Parliament Approve Bill in First Vote
The UK government this week moved one step closer to pursuing its mandate to withdraw the UK from the EU after the House of Commons approved PM May’s EU Repeal Bill in the first round of parliamentary voting. Receiving a majority of 32 votes, the Repeal Bill will now have to pass parliamentary scrutiny before being officially approved.
The passing of this first round is an important moment as seven labour MP’s turned against their own party in order to vote in favour of the bill after Jeremy Corbyn voiced his desire for Labour MP’s to vote against the bill. Indeed, during the lively debate held ahead of the vote, many MP’s including some from the Conservative party, argued against the bill before it was eventually approved. The tightest voting as in regard to the government’s proposed timetable for the Bill which saw voting of 318 to 301.
The main aim of the Bill is to move into the UK’s hands the thousands of EU laws and regulations which have come into existence since the UK joined the EU 44 years ago. The Bill has been styled as necessary to streamline and tidy up the UK’s statute books so that they are clear and straightforward when the UK leaves the EU in March 2019.
MP’s Concerned Over “Henry VIII Powers”
However, many MP’s have expressed concern over parts of the Bill which seek to introduce the ability for the government to change and pass legislation with only minor parliamentary scrutiny, referred to as “Henry VIII Powers”. One key highlight from the debate was that MP’s from both parties called for members to be afforded the right to “triage” new rules coming into domestic law, to identify the ones most in need of further parliamentary scrutiny.

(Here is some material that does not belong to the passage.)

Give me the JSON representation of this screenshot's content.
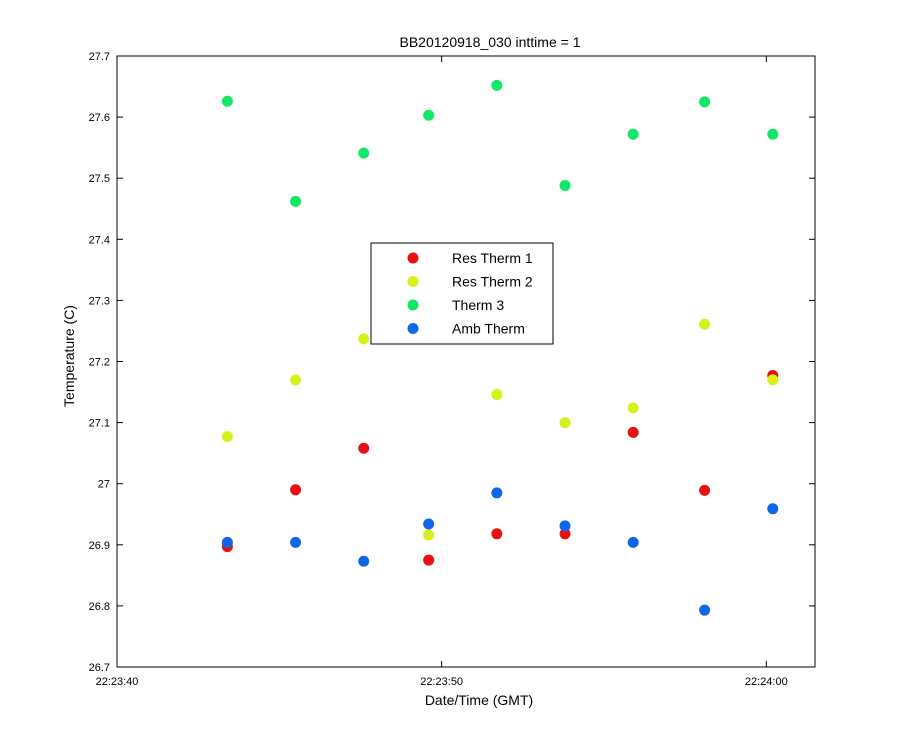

UK Seeking Post-Brexit Security Partnership with EU
Following the vote, the release of a government paper, revealed that the government wants to continue collaborating with the EU on security operations, contributing troops and other military resource to the EU. This continued collaboration in this area also includes the proposition of agreeing joint foreign policy positions including international sanctions against terrorist groups or states posing a threat.
Following the UK’s triggering of Article 50 in March, PM May cautioned the EU that the absence of an exit deal would mean that “co-operation in the fight against crime and terrorism would be weakened”. The EU took this message as a threat and a sign that the UK would use its defence cooperation as leverage in its negotiation with the EU.
The EU responded quickly to the release of the government paper with the European Parliament’s Brexit coordinator Guy Verhofstadt stating that the EU would not allow the UK government to “trade-off” on security.
Full comment from Verhofstadt:
“It is vital that the EU and the UK continue to work together, as our common security is intrinsically interlinked. However, the European Parliament has made it clear that whatever the outcome of the negotiations on the future European Union-United Kingdom relationship, they cannot involve any trade-off between internal and external security, on the one hand, and the future economic relationship, on the other hand. Furthermore, we need to make sufficient progress on the withdrawal agreement, before we can discuss a future partnership.”
David Davis Defends UK’s Position
Commenting on the latest positional paper relating to Brexit, David Davis, the UK’s Brexit secretary explained that “After we leave the European Union we will continue to face shared threats to our security, our shared values and our way of life.
“It’s in our mutual interest to work closely with the EU and its member states to challenge terrorism and extremism, illegal migration, cyber-crime, and conventional state-based military aggression.”
This latest paper and comments from both sides show that a great deal of tension remains between the UK and the EU with neither side looking to budge. The EU remain adamant that the UK must first of all finalise the terms of its departure, including a proposed “Divorce Bill” before any agreements can be made on the future relationship, including future trade-agreements which the UK is keen to clarify.